Beyond the Widget: Columbia Accident Lessons Affirmed

Article excerpt

Editorial Abstract:

Circumstances surrounding the loss of the space shuttle Columbia affirm multiple lessons that emerged from analyses of similar tragedies of the past 40 years. General Deal takes a hard look at the findings of the Columbia Accident Investigation Board so that senior leaders of other high-risk operations can prevent similar mishaps and promote healthy organizational environments.

THE DATE 1 February 2003 presented the world with images that will be forever seared in memories of all viewing them-images of the space shuttle Columbia's final moments as it broke apart in the skies over Texas. As tragic as the Columbia accident was, multiple lessons to prevent future accidents can be "affirmed" from the circumstances surrounding this accident. The emphasis is on "affirmed," because all of those lessons had been previously learned during the past 40 years through the analysis of other tragedies:

* April 1963, loss of the USS Thresher, while operating at the edge of several envelopes

* January 1967, Apollo I capsule fire on launchpad

* December 1984, Union Carbide pesticide factory tragedy in Bophal, India, resulting from insufficient attention to maintenance and training, and its leadership ignoring internal audits

* January 1986, loss of the space shuttle Challenger

* April 1986, Chernobyl disaster, where safety procedures were ignored during reactor testing

* July 2000, crash of a Concorde supersonic passenger plane in Paris after multiple prior incidents

* September 2001, al-Qaeda attacks on the United States despite more than a decade of uncorrelated signals and warnings

* October 2001, Enron collapse, despite multiple warnings and indications

The lessons gleaned from these and other prominent accidents and disasters, management and leadership primers, and raw experience are the same lessons that should have prevented the Columbia accident. The saddest part is that some in the National Aeronautics and Space Administration (NASA) had simply not absorbed, or had forgotten, these lessons; the result was the deaths of seven astronauts and two helicopter search team members, as well as the intense scrutiny of a formerly exalted agency.

This article highlights many of the major lessons affirmed by the Columbia Accident Investigation Board (CAIB)-lessons that senior leaders in other high-risk operations should consider to prevent similar mishaps and to promote healthy organizational environments. Admittedly NASA-specific and greatly condensed, the specific Columbia-related vignettes and perspectives presented here are intended to provide the reader an opportunity to step back and contemplate how his or her organization has the potential to fall into the same type of traps that ensnared NASA. Due to NASA's size, complexity, mission uniqueness, and geographically separated structure, some specific lessons may not be applicable to all organizations; however, the fundamental principles apply universally, as many of these same conditions may be present in any organization.
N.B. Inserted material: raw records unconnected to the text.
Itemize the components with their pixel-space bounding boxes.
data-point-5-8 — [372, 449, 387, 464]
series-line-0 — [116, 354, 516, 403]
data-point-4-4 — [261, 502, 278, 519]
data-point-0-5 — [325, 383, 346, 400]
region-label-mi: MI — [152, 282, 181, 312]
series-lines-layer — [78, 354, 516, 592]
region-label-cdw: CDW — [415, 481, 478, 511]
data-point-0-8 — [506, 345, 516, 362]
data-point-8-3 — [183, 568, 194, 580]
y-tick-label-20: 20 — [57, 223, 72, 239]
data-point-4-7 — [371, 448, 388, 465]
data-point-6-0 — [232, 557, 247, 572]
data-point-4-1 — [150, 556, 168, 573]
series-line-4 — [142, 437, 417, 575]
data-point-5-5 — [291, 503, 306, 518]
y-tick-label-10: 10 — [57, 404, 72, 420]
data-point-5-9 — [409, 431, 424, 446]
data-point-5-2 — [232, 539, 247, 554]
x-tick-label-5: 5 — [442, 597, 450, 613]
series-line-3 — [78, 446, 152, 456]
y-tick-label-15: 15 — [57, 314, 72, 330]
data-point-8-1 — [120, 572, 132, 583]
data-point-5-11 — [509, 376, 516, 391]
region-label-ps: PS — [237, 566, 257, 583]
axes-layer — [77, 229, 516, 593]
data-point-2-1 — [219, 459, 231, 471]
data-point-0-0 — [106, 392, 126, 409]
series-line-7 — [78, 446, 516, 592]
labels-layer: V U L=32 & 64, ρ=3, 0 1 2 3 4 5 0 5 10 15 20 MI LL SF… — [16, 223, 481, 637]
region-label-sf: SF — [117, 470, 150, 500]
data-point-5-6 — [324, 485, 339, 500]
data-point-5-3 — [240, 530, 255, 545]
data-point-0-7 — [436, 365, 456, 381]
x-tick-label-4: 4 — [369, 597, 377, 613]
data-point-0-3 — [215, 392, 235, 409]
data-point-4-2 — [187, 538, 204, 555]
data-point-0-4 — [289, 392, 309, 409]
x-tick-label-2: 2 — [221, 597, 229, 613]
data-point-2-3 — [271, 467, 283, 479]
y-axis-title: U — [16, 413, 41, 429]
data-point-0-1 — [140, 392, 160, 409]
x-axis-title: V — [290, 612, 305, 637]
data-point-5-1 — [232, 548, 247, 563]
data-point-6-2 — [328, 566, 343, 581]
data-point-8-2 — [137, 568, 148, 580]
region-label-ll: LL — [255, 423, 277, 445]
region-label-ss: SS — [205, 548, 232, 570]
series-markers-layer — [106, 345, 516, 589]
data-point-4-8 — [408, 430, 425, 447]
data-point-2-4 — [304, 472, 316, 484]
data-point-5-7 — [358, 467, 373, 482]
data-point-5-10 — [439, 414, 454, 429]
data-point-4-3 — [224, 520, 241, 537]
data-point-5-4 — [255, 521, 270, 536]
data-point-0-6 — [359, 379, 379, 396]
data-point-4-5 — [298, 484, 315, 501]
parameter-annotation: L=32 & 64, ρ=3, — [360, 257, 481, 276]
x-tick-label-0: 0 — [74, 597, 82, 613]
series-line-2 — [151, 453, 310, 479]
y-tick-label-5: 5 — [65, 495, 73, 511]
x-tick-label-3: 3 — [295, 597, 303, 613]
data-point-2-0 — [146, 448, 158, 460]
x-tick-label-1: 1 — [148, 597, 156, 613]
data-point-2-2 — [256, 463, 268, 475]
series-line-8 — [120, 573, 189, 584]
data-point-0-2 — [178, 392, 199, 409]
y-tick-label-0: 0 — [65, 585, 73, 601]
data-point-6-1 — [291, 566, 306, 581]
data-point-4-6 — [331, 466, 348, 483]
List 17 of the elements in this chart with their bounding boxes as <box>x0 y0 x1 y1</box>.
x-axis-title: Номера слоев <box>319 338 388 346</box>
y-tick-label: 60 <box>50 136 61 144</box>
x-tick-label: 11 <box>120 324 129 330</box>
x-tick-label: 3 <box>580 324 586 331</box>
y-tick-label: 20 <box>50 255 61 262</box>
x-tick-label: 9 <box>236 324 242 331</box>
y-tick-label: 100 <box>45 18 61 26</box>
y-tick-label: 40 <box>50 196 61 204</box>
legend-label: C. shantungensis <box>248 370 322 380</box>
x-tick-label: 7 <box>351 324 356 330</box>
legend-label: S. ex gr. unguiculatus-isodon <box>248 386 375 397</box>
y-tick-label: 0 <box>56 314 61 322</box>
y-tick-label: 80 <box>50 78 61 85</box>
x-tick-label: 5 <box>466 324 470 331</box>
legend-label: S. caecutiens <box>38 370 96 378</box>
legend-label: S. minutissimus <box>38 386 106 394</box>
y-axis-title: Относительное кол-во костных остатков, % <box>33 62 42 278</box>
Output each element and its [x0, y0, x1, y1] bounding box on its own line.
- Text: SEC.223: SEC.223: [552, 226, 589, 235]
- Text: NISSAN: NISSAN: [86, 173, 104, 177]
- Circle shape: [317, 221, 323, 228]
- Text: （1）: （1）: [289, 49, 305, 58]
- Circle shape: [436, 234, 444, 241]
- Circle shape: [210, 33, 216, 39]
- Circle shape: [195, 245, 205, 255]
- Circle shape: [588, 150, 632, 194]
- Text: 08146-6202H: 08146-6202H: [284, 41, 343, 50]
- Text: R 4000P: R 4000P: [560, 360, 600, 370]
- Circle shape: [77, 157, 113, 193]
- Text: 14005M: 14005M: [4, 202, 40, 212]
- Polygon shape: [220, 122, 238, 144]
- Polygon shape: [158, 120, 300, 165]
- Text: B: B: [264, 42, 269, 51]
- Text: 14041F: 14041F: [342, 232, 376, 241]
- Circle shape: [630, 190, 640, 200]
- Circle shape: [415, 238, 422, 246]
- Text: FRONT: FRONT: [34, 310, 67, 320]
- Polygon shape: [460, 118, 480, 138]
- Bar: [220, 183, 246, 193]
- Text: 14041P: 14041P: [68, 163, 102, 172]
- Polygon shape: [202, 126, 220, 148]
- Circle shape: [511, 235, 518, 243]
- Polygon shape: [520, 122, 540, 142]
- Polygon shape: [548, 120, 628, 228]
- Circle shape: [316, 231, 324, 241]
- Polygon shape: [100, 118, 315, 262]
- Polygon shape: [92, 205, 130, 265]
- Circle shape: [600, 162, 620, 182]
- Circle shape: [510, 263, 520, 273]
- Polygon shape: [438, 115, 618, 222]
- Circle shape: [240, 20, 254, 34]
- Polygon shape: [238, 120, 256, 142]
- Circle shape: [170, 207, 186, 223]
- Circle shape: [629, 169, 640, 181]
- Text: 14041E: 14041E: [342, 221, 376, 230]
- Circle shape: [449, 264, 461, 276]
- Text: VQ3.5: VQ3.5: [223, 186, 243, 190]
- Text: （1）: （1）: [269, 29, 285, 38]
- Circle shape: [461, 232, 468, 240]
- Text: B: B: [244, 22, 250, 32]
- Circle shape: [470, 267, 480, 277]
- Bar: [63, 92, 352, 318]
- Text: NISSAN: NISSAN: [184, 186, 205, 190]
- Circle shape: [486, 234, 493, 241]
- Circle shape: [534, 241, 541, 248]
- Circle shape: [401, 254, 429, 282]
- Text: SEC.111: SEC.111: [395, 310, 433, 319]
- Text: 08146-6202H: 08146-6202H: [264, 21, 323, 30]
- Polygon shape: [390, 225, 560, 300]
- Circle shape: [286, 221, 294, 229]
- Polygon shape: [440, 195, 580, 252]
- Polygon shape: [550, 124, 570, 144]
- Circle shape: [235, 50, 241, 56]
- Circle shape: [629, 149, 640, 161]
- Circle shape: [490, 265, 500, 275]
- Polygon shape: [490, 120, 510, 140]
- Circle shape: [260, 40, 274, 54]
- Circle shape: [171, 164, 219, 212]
Effective leaders recognize that every organization must periodically review its operations to avoid falling into complacency as NASA had done. They also recognize that it is far better to prevent, rather than investigate, accidents. To assist with that prevention, readers should carefully examine the situations in which NASA found itself, perhaps drawing relevance by substituting their own organization's name for "NASA," and affirm those lessons once again. These situations are organized and examined in the three categories of basics, safety, and organizational self-examination.

We are what we repeatedly do. Excellence, then, is not an act, but a habit.